1. What is your overall judicial philosophy?
I decide each case on it own merits according to the rule of law. I defer to the Legislature when it is appropriate to do so. I accord proper deference to precedent. I take my role as an appellate judge very seriously and consider myself to be a guardian of the Constitution.
As our individual rights and liberties are placed in jeopardy by our federal government, the role of our State Supreme Courts has become even more critical to ensure the protections which are Constitutionally guaranteed, including the right to privacy.
2. Which United State Supreme Court Justice, past or present, would you compare your judicial philosophy to?
My role model was the late William Brennan, Jr., Just of the U.S. Supreme Court who is widely regarded as the architect of our civil liberties.
3. Why are you qualified for this position?
I have over twenty-five years of legal and judicial experience, and I am the only candidate in this race to have earned the L.LM post-doctoral degree in the Judicial Process.
I was rated "Highly Recommended" to serve on the Supreme Court by both the Pennsylvania Bar Association and the Allegheny Bar Association. The Pennsylvania Bar Association stated that I have "the intellectual ability, personal integrity, strong sense of fairness, and diverse practical and academic experience to serve with distinction on the highest court."

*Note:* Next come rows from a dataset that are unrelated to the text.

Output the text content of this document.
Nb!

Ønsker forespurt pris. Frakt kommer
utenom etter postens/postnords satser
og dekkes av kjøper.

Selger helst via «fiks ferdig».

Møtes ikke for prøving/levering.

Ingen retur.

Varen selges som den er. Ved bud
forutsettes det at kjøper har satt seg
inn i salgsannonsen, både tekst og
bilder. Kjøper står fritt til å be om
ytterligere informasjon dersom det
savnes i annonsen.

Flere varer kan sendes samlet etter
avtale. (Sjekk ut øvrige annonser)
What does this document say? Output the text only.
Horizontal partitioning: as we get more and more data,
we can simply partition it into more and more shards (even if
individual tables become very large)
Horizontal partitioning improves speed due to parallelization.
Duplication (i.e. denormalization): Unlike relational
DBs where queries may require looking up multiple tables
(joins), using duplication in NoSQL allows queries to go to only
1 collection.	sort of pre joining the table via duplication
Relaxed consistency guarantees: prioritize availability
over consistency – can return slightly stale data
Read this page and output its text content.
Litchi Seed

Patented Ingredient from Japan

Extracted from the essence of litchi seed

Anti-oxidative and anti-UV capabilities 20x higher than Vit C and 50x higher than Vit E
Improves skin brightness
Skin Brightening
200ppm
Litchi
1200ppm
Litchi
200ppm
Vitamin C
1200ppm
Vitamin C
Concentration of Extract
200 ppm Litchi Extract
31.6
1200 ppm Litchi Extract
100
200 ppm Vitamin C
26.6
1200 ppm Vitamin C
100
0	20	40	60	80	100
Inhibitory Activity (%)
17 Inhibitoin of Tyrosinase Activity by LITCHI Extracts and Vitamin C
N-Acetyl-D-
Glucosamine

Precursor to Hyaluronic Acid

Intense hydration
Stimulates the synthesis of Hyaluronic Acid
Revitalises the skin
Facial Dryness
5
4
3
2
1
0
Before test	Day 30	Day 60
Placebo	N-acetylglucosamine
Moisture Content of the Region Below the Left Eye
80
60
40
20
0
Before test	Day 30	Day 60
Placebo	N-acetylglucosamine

4. What improvements do yo believe could be made to improve the efficiency and effectiveness of the state court system?
The judiciary needs to take affirmative steps to improves its image in the eye of the public, thus restoring trust in the judicial branch of our government.
Just as education is the answer to the challenges facing our Commonwealth's children, it is the answer for most of the challenges facing the Pennsylvania Judiciary. By that, I mean not only educating the members of the judiciary regarding establishing or maintaining a real connection and presence with the public (within the boundaries of the Judicial Code) but also re-educating the public in the fundamental lessons of civics and the roles and limitations of the separate branches of government.
I favor televising Pennsylvania Supreme Court proceedings much as we televise our Superior Court En Banc proceedings on PCN. I believe this is a genuine public service which helps to educate the public and enhance the public image of both lawyers and judges.
5. Do you believe that all citizens have adequate access to legal help and the legal system? If not, what can be done to provide wider and better access?
Public access to the courts is an area which is under constant study by the Pennsylvania Bench and Bar and, indeed, is in need of improvement. A particular segment of society with which I am involved and concerned is our Commonwealth's children. I have conducted extensive research on the subject of child abuse, and published an article in the Penn State (Dickinson School of Law) Law Review: "Sentencing of Adult Offenders in Cases Involving Sexual Abuse of Children: Too Little, Too Late? A View from the Pennsylvania Bench," 109 Penn State L. Rev. 487 (2004).
Our Commonwealth's children deserve to feel safe and secure, particularly in their own homes. They deserve the carefree days of youth. Those of us whose decisions affect the criminal justice system, and whose voices can be heard, must be vigilant in protecting these children, the most vulnerable among us. Our children are entitled to nothing less.